Arizona court refuses to apply slayer statute

In Prudential v. Thomas, Judge Tuchi of the US Court for the District of Arizona considered the application of the Arizona slayer statute.  Ultimately, the court found a lack of evidence to deny life insurance benefits to the decedent's wife.

The decedent, Levon Thomas, had purchased a life insurance policy through his employer, Peabody Energy Company.  It was part of an ERISA plan, administered by Prudential Insurance Company of America. Thomas named his wife, Beverly, as the primary beneficiary.  He named his children as the contingent beneficiaries.

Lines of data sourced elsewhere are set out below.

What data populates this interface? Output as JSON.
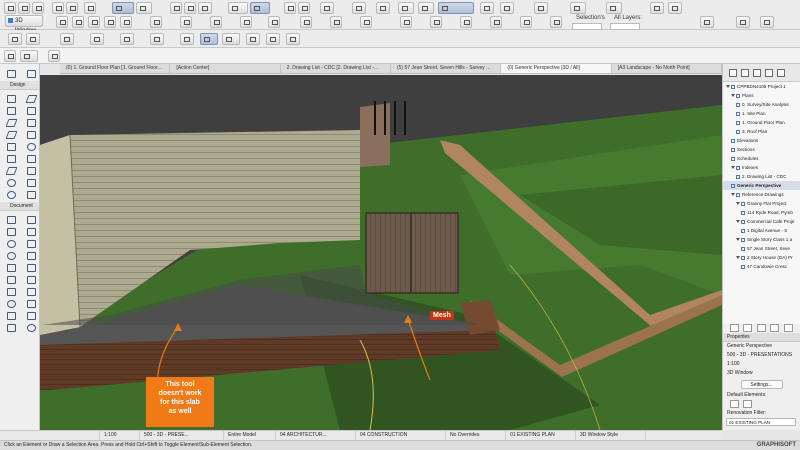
{
  "toolbar": {
    "window_button": "3D Window",
    "selections_label": "Selection's",
    "layers_label": "All Layers:"
  },
  "tabs": [
    "(0) 1. Ground Floor Plan [1. Ground Floor...",
    "[Action Center]",
    "2. Drawing List - CDC [2. Drawing List -...",
    "(5) 57 Jean Street, Seven Hills - Survey ...",
    "(0) Generic Perspective [3D / All]",
    "[A3 Landscape - No North Point]"
  ],
  "toolbox": {
    "design_label": "Design",
    "document_label": "Document"
  },
  "navigator": {
    "items": [
      {
        "label": "CPPBDN4105 Project 1",
        "indent": 0,
        "arrow": true
      },
      {
        "label": "Plans",
        "indent": 1,
        "arrow": true
      },
      {
        "label": "0. Survey/Site Analysis",
        "indent": 2
      },
      {
        "label": "1. Site Plan",
        "indent": 2
      },
      {
        "label": "1. Ground Floor Plan",
        "indent": 2
      },
      {
        "label": "3. Roof Plan",
        "indent": 2
      },
      {
        "label": "Elevations",
        "indent": 1
      },
      {
        "label": "Sections",
        "indent": 1
      },
      {
        "label": "Schedules",
        "indent": 1
      },
      {
        "label": "Indexes",
        "indent": 1,
        "arrow": true
      },
      {
        "label": "2. Drawing List - CDC",
        "indent": 2
      },
      {
        "label": "Generic Perspective",
        "indent": 1,
        "highlight": true
      },
      {
        "label": "Reference Drawings",
        "indent": 1,
        "arrow": true
      },
      {
        "label": "Granny Flat Project",
        "indent": 2,
        "arrow": true
      },
      {
        "label": "114 Ryde Road, Pymb",
        "indent": 3
      },
      {
        "label": "Commercial Cafe Proje",
        "indent": 2,
        "arrow": true
      },
      {
        "label": "1 Digital Avenue - S",
        "indent": 3
      },
      {
        "label": "Single Story Class 1 a",
        "indent": 2,
        "arrow": true
      },
      {
        "label": "57 Jean Street, Seve",
        "indent": 3
      },
      {
        "label": "2 Story House (DA) Pr",
        "indent": 2,
        "arrow": true
      },
      {
        "label": "47 Candowie Cresc",
        "indent": 3
      }
    ]
  },
  "properties": {
    "header": "Properties",
    "view_name": "Generic Perspective",
    "view_id": "500 - 3D - PRESENTATIONS",
    "scale": "1:100",
    "window_type": "3D Window",
    "settings_button": "Settings...",
    "default_elements": "Default Elements:",
    "renovation_filter": "Renovation Filter:",
    "renovation_value": "01 EXISTING PLAN"
  },
  "bottom_bar": [
    "1:100",
    "500 - 3D - PRESE...",
    "Entire Model",
    "04 ARCHITECTUR...",
    "04 CONSTRUCTION",
    "No Overrides",
    "01 EXISTING PLAN",
    "3D Window Style"
  ],
  "status": {
    "message": "Click an Element or Draw a Selection Area. Press and Hold Ctrl+Shift to Toggle Element/Sub-Element Selection.",
    "brand": "GRAPHISOFT"
  },
  "annotations": {
    "mesh_label": "Mesh",
    "note_line1": "This tool",
    "note_line2": "doesn't work",
    "note_line3": "for this slab",
    "note_line4": "as well"
  }
}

Thomas died under the following circumstances, as set out by the court:

In the early hours of March 14, 2015, a fire ignited in a residential trailer located at Space #287 in the Kayenta Mobile Home Park in Kayenta, Arizona. (Doc. 82, Beverly Thomas Separate Statement of Facts (“BT SSOF”) Ex. A.) The fire department and other emergency personnel arrived on the scene shortly thereafter in an effort to extinguish the blaze. (BT SSOF Ex. A.) Upon arrival, the first responders found Beverly Thomas who reported that her husband, LeVon Thomas (“Mr. Thomas”), was still inside the trailer. The firefighters extinguished the fire and proceeded inside where they found LeVon Thomas’s body

Three days later, the Navajo Department of Criminal Investigations performed an autopsy, which revealed that Mr. Thomas died from thermal injuries and smoke inhalation. His manner of death, however, was undetermined, and the Department closed the case because they found no evidence of foul play

Beverly filed a claim for the life insurance benefits. However, Prudential did not pay out the policy because of the circumstances surrounding Thomas’s death. Instead, Prudential filed an Interpleader action lawsuit for a court determination of to whom the benefits should be paid.

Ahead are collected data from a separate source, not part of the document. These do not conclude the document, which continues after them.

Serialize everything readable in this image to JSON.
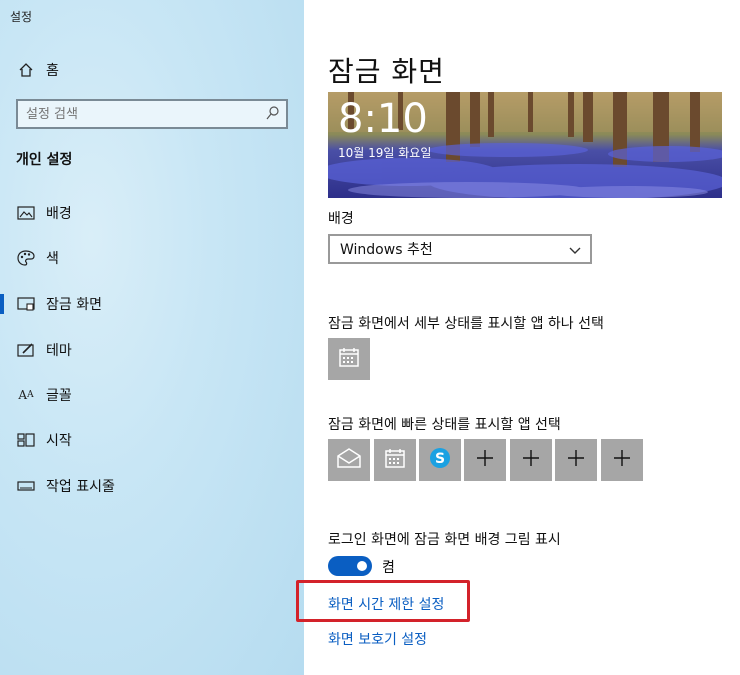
{
  "window": {
    "title": "설정"
  },
  "sidebar": {
    "home_label": "홈",
    "search_placeholder": "설정 검색",
    "section_heading": "개인 설정",
    "items": [
      {
        "label": "배경",
        "icon": "picture-icon"
      },
      {
        "label": "색",
        "icon": "palette-icon"
      },
      {
        "label": "잠금 화면",
        "icon": "lock-screen-icon",
        "active": true
      },
      {
        "label": "테마",
        "icon": "theme-icon"
      },
      {
        "label": "글꼴",
        "icon": "font-icon"
      },
      {
        "label": "시작",
        "icon": "start-icon"
      },
      {
        "label": "작업 표시줄",
        "icon": "taskbar-icon"
      }
    ]
  },
  "main": {
    "title": "잠금 화면",
    "preview": {
      "time": "8:10",
      "date": "10월 19일 화요일"
    },
    "background_label": "배경",
    "background_value": "Windows 추천",
    "detailed_status_label": "잠금 화면에서 세부 상태를 표시할 앱 하나 선택",
    "quick_status_label": "잠금 화면에 빠른 상태를 표시할 앱 선택",
    "quick_tiles": [
      "mail-icon",
      "calendar-icon",
      "skype-icon",
      "plus-icon",
      "plus-icon",
      "plus-icon",
      "plus-icon"
    ],
    "signin_bg_label": "로그인 화면에 잠금 화면 배경 그림 표시",
    "toggle_state": "켬",
    "link_timeout": "화면 시간 제한 설정",
    "link_screensaver": "화면 보호기 설정"
  },
  "colors": {
    "accent": "#0a5ec2",
    "highlight_box": "#d3222a",
    "tile_bg": "#a6a6a6"
  }
}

One of the claimants filed a motion for summary judgment, asking the court to find that Beverly was disqualified by the Arizona slayer statute. That statute provided:

[a] person who feloniously and intentionally kills the decedent forfeits all benefits under this chapter with respect to the decedent’s estate” and “[t]he felonious and intentional killing of the decedent ... [r]evokes any revocable ... appointment of property made by the decedent to the killer in a governing instrument.” A “conviction establishing criminal accountability for the felonious and intentional killing of the decedent conclusively establishes the convicted person as the decedent’s killer” under the statute. Even if a person has not been convicted, she may be still be held as the decedent’s killer under the statute if, “under the preponderance of evidence standard, the person would be found criminally accountable.

The court noted that the party seeking to apply the slayer statute relied primarily on the fact that Beverly had asserted her 5th Amendment right to against self-incrimination in response to interrogatories. In short, she refused to answer questions about her husband's death to avoid potentially implicating herself in a potential later criminal case. 

The federal court court noted that in civil cases, Arizona courts permit “the trier of fact ... to infer the truth of the charged misconduct.”   However, any such inference must be supported by "independent evidence of the fact about which the party refuses to testify.” The court noted:

the only evidence in the record of Beverly Thomas’s whereabouts and acts on the night in question can be found in the police reported offered by the moving parties. That report indicates only that firefighters “escorted [Beverly Thomas] away from the residence” and she informed them that her husband was still inside. These facts simply are not probative of whether Beverly Thomas “feloniously and intentionally killed” her husband.

Accordingly, the federal court awarded the policy benefits to Beverly.